Il Comando centrale statunitense ha iniziato a ritirare le forze aeree dispiegate nello scacchiere del Golfo: il Pentagono ha spiegato la decisione come diretta conseguenza delle parole dell'amministrazione Usa, secondo cui le battaglie campali "sono ormai alle spalle". Ritirati i bombardieri stealth B-2 ora presso la base aeronautica Whiteman, nel Missouri, ritirati i caccia F-117 ora presso la base statunitense di Holloman, in Nuovo Messico, il Pentagono dice che sono stati tutti destinati ad altre missioni, ma molti sono stati messi “in garage”. Le forze americane stanno accelerando le procedure di ritiro dall’Iraq, anzi se ne sono già andate: sono ormai rimasti pochi “capetti”, che non è escluso che loro compito principale (personale) sia di raggranellare qualcosa.

La CCN italiana commenta tutto ciò così: “Si sta aprendo, dunque, una nuova fase nella strategia militare americana in Iraq. Le forze di impatto cessano di avere una funzione principale e d'ora in poi saranno impegnate solo le unità terrestri, chiamate a controllare e stabilizzare la regione, e l'aeronautica, chiamata a controllare i cieli sopra Baghdad. Il primo obiettivo, ora, diventano le armi di distruzione di massa.”

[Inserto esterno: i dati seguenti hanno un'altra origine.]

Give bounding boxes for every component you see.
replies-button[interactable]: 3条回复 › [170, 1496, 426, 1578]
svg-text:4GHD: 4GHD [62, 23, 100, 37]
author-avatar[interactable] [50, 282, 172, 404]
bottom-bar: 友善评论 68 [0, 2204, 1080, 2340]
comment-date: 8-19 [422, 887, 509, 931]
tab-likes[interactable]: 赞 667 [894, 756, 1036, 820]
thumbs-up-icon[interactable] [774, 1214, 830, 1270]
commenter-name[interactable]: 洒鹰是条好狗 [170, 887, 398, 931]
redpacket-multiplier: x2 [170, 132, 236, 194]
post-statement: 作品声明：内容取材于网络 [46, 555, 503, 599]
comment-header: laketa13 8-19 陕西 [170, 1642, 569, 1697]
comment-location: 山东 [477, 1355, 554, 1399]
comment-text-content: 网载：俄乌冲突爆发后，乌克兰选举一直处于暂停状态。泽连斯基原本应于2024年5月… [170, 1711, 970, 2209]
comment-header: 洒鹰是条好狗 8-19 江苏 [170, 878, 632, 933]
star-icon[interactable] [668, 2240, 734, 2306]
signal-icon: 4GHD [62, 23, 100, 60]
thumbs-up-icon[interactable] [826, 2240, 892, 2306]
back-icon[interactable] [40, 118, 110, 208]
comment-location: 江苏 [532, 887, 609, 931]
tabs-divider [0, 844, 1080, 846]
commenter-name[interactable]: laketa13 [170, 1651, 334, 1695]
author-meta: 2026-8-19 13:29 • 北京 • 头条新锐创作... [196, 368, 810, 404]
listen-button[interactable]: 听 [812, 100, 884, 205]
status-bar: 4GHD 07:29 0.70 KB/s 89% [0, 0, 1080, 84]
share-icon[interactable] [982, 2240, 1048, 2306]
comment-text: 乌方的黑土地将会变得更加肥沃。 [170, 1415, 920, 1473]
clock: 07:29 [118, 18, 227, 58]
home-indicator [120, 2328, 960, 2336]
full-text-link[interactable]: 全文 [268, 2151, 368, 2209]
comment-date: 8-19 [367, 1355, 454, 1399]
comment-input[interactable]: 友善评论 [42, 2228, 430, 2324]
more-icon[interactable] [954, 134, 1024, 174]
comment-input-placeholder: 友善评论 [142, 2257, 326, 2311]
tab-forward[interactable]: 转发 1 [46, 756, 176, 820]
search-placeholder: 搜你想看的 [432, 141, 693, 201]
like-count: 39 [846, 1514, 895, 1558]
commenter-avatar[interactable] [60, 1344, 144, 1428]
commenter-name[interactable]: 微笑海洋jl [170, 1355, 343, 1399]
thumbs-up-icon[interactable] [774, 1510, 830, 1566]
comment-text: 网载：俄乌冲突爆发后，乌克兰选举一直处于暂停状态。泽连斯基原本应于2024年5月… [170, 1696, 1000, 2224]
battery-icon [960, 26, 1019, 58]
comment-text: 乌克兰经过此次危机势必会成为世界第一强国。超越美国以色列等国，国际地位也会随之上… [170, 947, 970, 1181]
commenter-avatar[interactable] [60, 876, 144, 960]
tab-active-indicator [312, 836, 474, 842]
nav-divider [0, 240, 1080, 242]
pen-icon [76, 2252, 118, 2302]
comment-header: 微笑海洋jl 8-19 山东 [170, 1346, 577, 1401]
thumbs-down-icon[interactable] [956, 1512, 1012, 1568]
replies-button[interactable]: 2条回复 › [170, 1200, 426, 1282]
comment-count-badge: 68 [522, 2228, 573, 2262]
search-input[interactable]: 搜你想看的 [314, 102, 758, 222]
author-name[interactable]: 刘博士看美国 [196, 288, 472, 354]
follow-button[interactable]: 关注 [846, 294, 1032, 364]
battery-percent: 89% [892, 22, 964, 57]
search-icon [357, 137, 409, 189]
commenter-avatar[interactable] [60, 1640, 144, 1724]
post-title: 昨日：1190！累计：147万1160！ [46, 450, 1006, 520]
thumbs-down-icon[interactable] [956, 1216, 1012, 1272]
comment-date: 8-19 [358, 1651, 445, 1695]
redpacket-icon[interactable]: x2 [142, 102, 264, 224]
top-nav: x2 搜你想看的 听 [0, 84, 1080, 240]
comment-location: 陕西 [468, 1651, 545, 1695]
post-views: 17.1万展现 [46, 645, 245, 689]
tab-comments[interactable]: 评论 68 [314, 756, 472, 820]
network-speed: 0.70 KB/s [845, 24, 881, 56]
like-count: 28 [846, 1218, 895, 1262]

Dunque qualcuno resterà in Iraq… Gli americani hanno deciso che, in fondo, il mezzo migliore per uccidere gli uomini è ancora l’uomo, infallibile corruttibile macchina da guerra. “Non temo le parole dei violenti, mi preoccupa molto il guerreggiare di chi si dichiara onesto pacificatore”, questo dico io. E in ultimo: “Mai più pubblicità alla guerra e al facile pacifismo.”